In a little over 10 years, one Chinese company, Shenzhen Dynanonic, increased its annual LFP capacity from 500 t to 265,000 t. Unlike other firms in China, Dynanonic uses a solution-based production method that resembles the hydrothermal process Süd-Chemie used in Montreal.
Suki Zhang, Dynanonic''s account manager for overseas markets, says most of its growth has come in the past 2 years, a period when Chinese battery manufacturers, such as Contemporary Amperex Technology Co.
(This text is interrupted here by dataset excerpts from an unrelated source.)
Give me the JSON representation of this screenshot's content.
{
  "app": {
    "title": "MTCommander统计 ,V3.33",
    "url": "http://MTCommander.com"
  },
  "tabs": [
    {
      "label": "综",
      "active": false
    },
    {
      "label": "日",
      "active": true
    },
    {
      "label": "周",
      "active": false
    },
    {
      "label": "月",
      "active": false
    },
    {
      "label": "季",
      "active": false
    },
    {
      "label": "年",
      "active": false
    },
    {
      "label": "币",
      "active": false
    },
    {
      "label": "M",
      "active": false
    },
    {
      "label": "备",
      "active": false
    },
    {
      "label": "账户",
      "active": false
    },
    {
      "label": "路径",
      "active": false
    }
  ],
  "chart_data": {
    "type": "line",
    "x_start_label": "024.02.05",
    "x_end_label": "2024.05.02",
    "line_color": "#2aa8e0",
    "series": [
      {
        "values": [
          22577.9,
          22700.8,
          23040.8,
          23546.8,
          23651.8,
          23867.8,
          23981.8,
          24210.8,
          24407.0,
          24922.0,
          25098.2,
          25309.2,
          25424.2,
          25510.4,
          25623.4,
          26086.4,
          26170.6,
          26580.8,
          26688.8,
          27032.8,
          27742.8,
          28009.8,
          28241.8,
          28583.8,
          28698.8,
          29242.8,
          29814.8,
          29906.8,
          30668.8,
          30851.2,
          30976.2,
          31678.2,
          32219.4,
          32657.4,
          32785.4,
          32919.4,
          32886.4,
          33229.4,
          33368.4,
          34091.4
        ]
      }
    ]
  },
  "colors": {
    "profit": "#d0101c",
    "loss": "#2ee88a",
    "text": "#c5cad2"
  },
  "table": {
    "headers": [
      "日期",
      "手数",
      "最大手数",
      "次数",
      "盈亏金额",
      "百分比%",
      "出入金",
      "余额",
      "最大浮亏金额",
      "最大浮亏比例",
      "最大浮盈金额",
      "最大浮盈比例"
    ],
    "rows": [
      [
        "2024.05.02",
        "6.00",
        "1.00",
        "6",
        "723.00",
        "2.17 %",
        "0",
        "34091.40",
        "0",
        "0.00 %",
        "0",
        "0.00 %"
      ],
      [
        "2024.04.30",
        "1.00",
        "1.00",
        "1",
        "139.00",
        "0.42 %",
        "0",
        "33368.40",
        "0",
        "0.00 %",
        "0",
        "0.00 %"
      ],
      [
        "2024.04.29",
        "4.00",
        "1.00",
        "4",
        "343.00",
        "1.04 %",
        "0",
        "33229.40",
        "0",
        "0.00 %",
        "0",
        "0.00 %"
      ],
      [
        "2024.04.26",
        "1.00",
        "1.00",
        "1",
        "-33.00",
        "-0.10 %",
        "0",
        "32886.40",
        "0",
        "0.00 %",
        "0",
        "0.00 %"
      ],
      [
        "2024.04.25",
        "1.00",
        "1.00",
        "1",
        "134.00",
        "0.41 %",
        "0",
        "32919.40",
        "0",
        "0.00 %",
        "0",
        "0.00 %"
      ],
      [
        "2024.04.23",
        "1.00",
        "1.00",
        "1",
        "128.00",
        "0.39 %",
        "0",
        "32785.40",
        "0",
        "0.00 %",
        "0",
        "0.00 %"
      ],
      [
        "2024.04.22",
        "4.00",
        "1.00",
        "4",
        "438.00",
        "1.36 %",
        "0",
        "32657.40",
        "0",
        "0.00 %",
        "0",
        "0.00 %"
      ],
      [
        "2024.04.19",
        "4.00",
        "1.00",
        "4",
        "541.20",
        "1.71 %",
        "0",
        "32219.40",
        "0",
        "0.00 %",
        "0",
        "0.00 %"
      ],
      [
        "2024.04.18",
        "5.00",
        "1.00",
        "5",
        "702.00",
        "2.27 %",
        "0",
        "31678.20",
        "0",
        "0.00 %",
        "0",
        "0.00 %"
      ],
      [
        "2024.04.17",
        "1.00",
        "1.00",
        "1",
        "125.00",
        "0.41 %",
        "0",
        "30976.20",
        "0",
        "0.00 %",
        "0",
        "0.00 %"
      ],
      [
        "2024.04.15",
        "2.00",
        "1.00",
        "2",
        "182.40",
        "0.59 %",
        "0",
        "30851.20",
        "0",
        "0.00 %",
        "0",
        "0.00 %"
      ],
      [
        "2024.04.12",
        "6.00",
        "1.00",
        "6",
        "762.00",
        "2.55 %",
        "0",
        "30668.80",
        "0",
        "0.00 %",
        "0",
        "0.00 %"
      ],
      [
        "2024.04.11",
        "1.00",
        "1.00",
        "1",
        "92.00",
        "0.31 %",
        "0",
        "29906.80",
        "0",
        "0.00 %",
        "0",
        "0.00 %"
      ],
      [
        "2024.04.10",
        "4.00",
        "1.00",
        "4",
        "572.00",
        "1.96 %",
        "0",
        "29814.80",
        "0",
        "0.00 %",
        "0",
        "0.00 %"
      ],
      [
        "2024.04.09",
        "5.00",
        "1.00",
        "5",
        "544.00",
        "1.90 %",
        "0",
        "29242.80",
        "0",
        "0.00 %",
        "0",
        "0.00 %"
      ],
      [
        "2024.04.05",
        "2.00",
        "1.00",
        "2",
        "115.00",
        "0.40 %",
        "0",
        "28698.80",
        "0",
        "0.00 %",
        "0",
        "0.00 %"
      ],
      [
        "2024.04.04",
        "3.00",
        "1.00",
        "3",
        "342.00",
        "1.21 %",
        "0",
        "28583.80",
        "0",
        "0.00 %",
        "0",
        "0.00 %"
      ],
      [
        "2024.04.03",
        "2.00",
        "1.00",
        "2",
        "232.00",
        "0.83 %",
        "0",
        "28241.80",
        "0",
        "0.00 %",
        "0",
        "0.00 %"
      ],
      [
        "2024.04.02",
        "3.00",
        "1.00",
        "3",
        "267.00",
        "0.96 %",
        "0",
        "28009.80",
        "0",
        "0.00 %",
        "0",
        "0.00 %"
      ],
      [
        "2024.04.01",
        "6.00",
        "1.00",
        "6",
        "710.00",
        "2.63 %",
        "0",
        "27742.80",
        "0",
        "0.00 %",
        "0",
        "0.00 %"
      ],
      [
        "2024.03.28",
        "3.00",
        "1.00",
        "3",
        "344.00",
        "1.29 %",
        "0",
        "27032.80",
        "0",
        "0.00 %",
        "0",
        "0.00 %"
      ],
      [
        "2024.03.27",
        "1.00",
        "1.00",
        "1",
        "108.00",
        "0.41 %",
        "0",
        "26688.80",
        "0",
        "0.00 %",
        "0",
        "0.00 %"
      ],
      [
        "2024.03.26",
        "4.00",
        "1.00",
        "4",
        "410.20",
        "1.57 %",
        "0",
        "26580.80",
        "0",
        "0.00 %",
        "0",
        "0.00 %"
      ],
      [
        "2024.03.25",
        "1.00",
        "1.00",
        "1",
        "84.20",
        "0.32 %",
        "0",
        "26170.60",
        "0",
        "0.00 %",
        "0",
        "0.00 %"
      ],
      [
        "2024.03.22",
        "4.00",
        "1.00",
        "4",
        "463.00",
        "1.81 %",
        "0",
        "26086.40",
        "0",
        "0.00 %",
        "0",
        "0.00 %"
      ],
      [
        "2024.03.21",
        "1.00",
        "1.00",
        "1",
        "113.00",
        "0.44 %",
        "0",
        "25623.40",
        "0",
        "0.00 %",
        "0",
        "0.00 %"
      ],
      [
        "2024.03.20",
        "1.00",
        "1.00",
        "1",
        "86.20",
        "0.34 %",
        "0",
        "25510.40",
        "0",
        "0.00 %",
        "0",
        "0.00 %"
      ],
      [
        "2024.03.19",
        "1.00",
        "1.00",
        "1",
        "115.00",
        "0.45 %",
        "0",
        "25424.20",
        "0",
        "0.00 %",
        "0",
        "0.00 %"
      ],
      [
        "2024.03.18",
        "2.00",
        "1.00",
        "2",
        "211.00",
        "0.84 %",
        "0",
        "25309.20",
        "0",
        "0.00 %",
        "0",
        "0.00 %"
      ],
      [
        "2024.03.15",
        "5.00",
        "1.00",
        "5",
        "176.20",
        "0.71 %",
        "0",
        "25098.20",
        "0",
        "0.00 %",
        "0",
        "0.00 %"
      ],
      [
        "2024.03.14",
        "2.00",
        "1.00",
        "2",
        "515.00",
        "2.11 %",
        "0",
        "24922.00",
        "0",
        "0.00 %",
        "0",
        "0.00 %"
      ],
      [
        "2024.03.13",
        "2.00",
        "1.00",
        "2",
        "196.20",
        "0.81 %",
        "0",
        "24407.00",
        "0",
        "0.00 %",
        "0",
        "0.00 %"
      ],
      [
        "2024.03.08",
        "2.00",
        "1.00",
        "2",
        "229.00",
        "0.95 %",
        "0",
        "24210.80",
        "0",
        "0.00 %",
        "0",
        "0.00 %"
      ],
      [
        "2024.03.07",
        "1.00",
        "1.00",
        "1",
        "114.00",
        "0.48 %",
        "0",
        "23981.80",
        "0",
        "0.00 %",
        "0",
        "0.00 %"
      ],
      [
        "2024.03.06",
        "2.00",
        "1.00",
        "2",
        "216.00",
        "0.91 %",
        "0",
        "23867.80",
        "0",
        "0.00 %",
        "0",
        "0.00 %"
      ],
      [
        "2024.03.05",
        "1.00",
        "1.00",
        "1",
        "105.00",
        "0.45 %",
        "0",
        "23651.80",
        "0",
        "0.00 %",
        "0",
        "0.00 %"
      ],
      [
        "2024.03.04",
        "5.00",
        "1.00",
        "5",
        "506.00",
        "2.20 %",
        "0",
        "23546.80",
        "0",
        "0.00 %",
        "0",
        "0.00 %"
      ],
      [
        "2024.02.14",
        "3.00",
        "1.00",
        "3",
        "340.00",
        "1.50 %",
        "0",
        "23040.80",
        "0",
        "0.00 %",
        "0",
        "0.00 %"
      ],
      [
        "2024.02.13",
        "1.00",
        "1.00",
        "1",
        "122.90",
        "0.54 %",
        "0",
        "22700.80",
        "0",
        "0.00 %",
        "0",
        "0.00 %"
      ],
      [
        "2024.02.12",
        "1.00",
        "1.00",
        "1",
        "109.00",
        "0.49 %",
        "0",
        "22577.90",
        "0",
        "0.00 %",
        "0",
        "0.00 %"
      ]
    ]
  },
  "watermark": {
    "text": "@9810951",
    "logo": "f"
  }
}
Limited (CATL), were investing heavily in LFP. "We have so many batteries here," she says. "The demand is a big reason why we built LFP in China."
Chinese factories are able to make LFP cheaply, in part because the consortium of organizations that owned the relevant patents—including France''s National Center for Scientific Research, Hydro-Québec, Johnson Matthey, and the University of Montreal—agreed not to charge Chinese companies licensing fees if they sold only in China, according to an International Energy Agency report. In contrast, the Taiwan-based LFP maker Aleees says it paid about 10% of its sales in licensing fees until recently.
The intellectual property was held more closely in other parts of the world. "That may have limited some of the development of LFP in the US and Europe," says Anantha Desikan, ICL''s chief technology officer.
James Frith, a principal at the venture capital firm Volta Energy Technologies, points out that China has other advantages. Iron sulfate is cheap there because it''s available as a by-product of titanium dioxide production, which isn''t the case outside China, where most makers of the pigment use a different process. Frith says less-stringent environmental regulations in China can also reduce costs.
Over the past few years, the core patents behind LFP manufacturing have expired, removing a barrier for non-Chinese companies interested in producing LFP. O''Laoire says the expirations also make it easier for Chinese companies to serve markets where the patents were previously enforced.